Thursday, June 13, 2024

Doing What's Right For Montana's Children

by Sen. Max Baucus
| September 12, 2007 12:00 AM

In the Gospel of Matthew, Jesus was teaching to thousands, and when the children of the village approached him, he welcomed them with open arms. Jesus knew that caring for children was one of our highest callings, and that principle holds as true today as it did back then.

As Montanans, and Americans, one of our greatest responsibilities, and privileges, is to give our children a better life than we had. From sporting events, to vacations, to graduations, even first dates, watching your children grow up is the greatest, and at times scariest, experience in life. And as a parent there is nothing worse than seeing your children in pain. When they peek over the bed late at night, with tear-filled eyes, all you want to do is wrap them up and make everything better. Unfortunately sometimes vanilla ice cream and Happy Feet aren't enough to ease the pain.
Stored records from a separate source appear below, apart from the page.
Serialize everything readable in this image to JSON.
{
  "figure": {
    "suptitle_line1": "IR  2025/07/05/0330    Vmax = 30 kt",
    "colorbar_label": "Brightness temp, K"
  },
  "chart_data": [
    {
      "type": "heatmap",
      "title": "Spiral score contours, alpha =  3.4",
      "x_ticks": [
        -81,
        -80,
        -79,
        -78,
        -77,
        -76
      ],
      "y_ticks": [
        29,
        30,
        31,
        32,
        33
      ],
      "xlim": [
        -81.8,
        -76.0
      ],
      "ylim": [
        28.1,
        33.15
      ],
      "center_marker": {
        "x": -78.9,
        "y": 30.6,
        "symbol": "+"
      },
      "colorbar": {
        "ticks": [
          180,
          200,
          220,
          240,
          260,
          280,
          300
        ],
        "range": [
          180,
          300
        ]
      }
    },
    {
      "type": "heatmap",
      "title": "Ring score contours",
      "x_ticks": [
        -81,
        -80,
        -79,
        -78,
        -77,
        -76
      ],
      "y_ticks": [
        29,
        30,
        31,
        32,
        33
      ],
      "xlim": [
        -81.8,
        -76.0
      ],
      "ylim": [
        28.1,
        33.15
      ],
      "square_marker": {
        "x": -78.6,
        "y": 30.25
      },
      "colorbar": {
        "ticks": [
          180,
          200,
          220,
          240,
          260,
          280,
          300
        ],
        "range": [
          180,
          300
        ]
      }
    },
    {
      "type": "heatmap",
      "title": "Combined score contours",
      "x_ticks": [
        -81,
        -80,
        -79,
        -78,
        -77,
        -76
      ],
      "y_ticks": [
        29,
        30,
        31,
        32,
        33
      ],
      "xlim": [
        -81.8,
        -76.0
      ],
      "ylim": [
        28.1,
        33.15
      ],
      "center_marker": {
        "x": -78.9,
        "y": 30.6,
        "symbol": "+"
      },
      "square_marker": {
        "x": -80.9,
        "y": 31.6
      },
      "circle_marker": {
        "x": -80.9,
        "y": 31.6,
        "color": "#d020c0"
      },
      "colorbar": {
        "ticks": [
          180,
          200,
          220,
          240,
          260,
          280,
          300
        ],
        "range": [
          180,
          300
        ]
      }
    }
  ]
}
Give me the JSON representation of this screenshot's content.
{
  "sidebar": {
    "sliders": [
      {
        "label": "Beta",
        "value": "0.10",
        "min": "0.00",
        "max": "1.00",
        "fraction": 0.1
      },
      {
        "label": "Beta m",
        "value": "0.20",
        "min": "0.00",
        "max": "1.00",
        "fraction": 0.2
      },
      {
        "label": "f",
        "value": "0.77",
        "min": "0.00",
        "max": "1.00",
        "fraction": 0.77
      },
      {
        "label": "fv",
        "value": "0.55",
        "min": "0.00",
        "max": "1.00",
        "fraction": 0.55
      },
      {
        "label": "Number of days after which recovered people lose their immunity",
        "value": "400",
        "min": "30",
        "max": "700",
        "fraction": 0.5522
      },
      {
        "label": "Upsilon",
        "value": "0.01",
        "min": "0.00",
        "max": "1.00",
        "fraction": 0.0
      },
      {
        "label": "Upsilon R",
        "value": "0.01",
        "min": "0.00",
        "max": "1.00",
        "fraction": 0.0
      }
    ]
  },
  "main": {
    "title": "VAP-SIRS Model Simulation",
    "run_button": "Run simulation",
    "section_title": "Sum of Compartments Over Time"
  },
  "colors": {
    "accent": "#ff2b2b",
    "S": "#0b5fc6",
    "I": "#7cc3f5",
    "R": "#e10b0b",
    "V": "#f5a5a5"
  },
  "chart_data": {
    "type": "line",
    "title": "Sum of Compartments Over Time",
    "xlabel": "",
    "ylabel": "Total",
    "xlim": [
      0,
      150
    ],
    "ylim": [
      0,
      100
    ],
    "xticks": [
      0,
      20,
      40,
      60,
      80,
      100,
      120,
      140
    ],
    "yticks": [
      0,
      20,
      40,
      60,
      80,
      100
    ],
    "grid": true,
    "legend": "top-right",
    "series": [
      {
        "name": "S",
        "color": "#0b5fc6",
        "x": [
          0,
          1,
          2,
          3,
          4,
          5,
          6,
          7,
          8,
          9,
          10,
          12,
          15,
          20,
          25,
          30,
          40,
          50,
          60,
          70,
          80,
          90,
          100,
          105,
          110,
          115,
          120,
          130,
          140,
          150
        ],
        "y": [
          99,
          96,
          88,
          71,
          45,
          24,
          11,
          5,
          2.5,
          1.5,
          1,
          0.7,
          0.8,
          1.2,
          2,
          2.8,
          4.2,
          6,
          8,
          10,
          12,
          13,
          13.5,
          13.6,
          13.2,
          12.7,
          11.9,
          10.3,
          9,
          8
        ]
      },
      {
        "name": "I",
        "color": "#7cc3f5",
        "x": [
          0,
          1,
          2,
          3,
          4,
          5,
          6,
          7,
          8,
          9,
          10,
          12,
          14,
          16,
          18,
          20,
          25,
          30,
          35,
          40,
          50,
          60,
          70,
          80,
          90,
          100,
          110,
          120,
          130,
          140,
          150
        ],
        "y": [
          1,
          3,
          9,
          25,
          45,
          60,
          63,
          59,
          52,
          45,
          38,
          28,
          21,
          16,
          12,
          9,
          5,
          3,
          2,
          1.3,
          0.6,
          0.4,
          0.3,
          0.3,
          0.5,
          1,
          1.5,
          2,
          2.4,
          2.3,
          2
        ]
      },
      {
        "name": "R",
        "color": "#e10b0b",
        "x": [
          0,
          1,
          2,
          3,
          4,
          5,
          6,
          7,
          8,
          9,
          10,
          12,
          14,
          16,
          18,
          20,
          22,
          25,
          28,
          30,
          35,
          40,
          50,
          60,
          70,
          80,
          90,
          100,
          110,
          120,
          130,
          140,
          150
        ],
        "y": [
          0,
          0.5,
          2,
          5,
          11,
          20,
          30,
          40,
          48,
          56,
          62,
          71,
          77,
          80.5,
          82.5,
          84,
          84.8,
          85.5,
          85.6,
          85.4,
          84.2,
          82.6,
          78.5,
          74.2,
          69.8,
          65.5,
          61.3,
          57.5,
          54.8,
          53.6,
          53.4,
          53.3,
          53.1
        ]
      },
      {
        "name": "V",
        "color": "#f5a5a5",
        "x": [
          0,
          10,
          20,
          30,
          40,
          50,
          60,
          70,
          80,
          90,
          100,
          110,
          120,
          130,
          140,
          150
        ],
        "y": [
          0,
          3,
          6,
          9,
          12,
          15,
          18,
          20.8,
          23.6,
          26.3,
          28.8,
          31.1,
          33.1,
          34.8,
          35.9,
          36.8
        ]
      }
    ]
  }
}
That's why as a Senator, and Chairman of the Finance Committee, as a Montanan, and American, as a father, and most importantly, a human being, I've made renewing and covering more kids under the Children's Health Insurance Program, or CHIP, my top health care priority.

CHIP is a program that I helped create a decade ago that provides health insurance to children from low-income families. This is a program that truly represents the best of us. It's a program that helps Johhnys and Susies grow up to be healthy adults. It's a program that helps parents sleep a little better knowing that one accident won't drive them into bankruptcy. And it's a program that I'm committed to working for.

I'm extremely proud that the Senate recently passed my bill to provide $35 billion for the CHIP program over the next five years. What does $35 billion mean? It means that an additional 3.2 million children across the country, and up to 12,000 kids in Montana, will get the health care they need and deserve. From accidents to illnesses, from check-ups to immunizations, these dollars will give millions of kids the building blocks they need to lead a healthy, successful life, and that is the greatest investment I can think of.

Some say $35 billion is too much to spend on CHIP. But my question is, when talking about children, when talking about life and death, how can anyone in good conscience say it is too much? If a child was starving, wouldn't we feed them? If a child was in danger, wouldn't we protect them? So, if children are potentially dying, how can we not step up and save them?

CHIP also makes sense as an investment. The better the health care we provide to our kids, the lower health care costs will be for everyone else. It's that simple.

I'll admit I was a little surprised to learn that the White House threatened to veto my bill. I pride myself on working together with both sides of the isle to do what's right. But let me be crystal clear, if this bill is vetoed, I will stand firm and work with my colleagues to override a veto. Health care for kid is just too important. This isn't an issue of politics, this is an issue of humanity.